One conclusion? Jonathan Franzen suffers
from having bought into the idea of the ascendancy of experimental literature
in the late 80s and early 90s, only to have failed to have actually written any
novels with spine or teeth--or known skeletal structure at all--and then
feeling betrayed by the failure to achieve the requisite fame from his
religion, only going on to find success when he sold out his po-mo leanings to
write straightforward realism. Selling out his “radical” past is what he’s been
doing ever since. Eventually atoning to the gods of realism because he feels betrayed
by the evil Gaddis, Coover, Hawkes, et al. This occurred, according to Marcus,
in the years between 1996 and 2005.
The turnaround for Franzen? He had been
writing books that no one wanted to read. Which is not to say they resembled
anything experimental. Rather, Franzen’s early work is only partially
successful in terms of reader engagement, and bears no semblance to anything
experimental. Mostly, I think, they are just unsuccessful as novels. If we’re talking
about quality, it’s easy to criticize a writer who seems not to want to be left
out of the flavor of the month game.
After The
Corrections he figured it out. He wanted to keep a reader reading. Freedom is the full flowering of his
mission and is successful on this eminent readability count, though the
unexpected praise that he received from N+1 for this novel was strange and
unwarranted adulation from a group that acts like it wants to be the rear-guard
action of the avant garde.
With a lot of these arguments, I find
myself questioning the either / or nature of whether one is an experimental
writer or a realist. In my ideal world, I would like to think that one could
write a number of different ways that suit their purposes for whatever piece
they are writing. Yet so often, one seems required to pledge their allegiance
to this camp, or that one. There is almost a defensiveness that creeps in to
arguments as to the definition of the fictional journey for oneself.
To quote Marcus, there is a strand of
realism; “[a]t its worst, it’s uninspired, dull and oppressively devoted to its
modern forebears Cheever and Updike, and it wears such a heavy tire mark on the
exhausted assumptions of psychology that reading it is akin to constantly
crawling from a trench of received ideas.” (Harpers essay, pg 43)

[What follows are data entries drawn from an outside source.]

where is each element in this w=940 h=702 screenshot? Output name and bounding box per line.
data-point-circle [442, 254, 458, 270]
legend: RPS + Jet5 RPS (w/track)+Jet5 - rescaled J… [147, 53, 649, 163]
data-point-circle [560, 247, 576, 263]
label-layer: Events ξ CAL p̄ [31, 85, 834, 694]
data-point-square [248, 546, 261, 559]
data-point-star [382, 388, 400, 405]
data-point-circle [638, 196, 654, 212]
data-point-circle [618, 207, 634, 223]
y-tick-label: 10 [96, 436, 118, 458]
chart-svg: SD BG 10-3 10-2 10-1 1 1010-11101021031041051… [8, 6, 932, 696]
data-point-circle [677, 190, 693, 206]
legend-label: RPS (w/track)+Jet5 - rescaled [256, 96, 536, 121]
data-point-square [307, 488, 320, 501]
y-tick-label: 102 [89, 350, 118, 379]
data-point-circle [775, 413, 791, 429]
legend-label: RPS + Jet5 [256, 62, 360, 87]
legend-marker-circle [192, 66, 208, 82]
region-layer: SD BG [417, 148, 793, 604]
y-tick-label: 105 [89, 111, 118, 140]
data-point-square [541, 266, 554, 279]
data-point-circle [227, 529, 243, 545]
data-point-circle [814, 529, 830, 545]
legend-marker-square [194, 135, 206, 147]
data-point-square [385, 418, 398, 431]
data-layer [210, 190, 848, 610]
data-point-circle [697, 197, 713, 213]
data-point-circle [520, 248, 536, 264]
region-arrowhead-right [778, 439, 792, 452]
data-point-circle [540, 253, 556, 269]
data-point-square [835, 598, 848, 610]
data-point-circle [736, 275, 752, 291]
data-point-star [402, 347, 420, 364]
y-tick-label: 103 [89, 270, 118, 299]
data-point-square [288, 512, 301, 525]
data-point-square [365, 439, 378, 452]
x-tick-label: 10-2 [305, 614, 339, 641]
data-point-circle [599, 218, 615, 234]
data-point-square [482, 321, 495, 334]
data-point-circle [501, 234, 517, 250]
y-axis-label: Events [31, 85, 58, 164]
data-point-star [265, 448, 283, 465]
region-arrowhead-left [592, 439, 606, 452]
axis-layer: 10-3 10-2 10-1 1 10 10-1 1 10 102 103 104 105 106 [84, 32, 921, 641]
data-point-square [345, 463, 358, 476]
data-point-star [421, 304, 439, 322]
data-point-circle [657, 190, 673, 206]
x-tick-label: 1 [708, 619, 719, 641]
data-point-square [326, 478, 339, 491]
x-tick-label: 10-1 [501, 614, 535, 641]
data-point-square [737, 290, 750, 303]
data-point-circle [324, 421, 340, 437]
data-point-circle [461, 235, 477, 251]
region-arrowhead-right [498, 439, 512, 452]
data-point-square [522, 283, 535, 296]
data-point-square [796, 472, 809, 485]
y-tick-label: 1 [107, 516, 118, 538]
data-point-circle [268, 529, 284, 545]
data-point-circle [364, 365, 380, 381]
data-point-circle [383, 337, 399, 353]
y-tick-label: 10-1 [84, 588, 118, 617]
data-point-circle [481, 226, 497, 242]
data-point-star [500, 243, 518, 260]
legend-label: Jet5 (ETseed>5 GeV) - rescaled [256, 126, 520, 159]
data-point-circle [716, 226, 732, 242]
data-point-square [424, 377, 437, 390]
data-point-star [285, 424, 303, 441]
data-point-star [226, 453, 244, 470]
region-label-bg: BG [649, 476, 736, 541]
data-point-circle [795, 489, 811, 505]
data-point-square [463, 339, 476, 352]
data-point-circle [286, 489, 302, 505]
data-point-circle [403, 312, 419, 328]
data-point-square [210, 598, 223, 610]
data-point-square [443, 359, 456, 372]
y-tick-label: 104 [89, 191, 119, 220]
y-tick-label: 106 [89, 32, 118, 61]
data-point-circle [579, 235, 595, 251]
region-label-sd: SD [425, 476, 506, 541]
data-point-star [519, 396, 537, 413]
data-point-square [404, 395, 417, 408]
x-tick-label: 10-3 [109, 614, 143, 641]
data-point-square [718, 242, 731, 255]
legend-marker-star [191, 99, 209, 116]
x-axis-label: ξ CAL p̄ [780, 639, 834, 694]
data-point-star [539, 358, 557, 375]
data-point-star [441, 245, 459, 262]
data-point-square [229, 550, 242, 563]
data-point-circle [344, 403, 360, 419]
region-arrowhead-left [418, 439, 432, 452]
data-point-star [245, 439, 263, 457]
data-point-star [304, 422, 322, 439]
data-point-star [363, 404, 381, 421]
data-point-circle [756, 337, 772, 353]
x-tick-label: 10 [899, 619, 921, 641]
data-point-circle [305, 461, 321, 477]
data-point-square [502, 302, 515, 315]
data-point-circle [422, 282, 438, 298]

I’m guessing one could attribute to the
opposite camp, for all intents and purposes, experimentalism, a similar kind of
diagnosis—and any dull or uninspired fiction would fall into the category. In
fact, I think it could be argued that this is more likely with
experimental work, for how varied the parameters by which it might be judged
successful. I feel a little sting at Marcus taking a gut shot at Cheever and
Updike, yet I’m also skeptical. There is room for many approaches, even one
that might find inspiration in Cheever, of whom frequent Marcus champion and,
himself, equally criticized practitioner of his own realism (of a kind),
Michael Chabon, has been known to idolize.
Though I have an open heartedness toward,
usually, anything innovative and challenging which can border on an excited eagerness
to read—maintaining my own not so secret pedestal for Beckett—I often imagine
my leaning is toward the experimental (so many of my advisors were clearly in ghettoized
experimental camps), though I’m quite sure I haven’t pushed the boundaries and
am rather more working in the realism tradition. I assume that what Marcus is
saying is, we should challenge ourselves, ultimately. And if you are engaged
with your fiction, it’s hard to see how this won’t produce something novel,
compelling and hopefully, inspired. And that will keep readers reading.
*I would have timidly denied this before I
ever had anything published, I’m sure; now I tend to understand this idea as
putting my will into my writing so that someone will want to read it. And it
has to be at that level for me to put it out there—like I’m signaling a sinking
ship, throwing up flares for some distant horizon.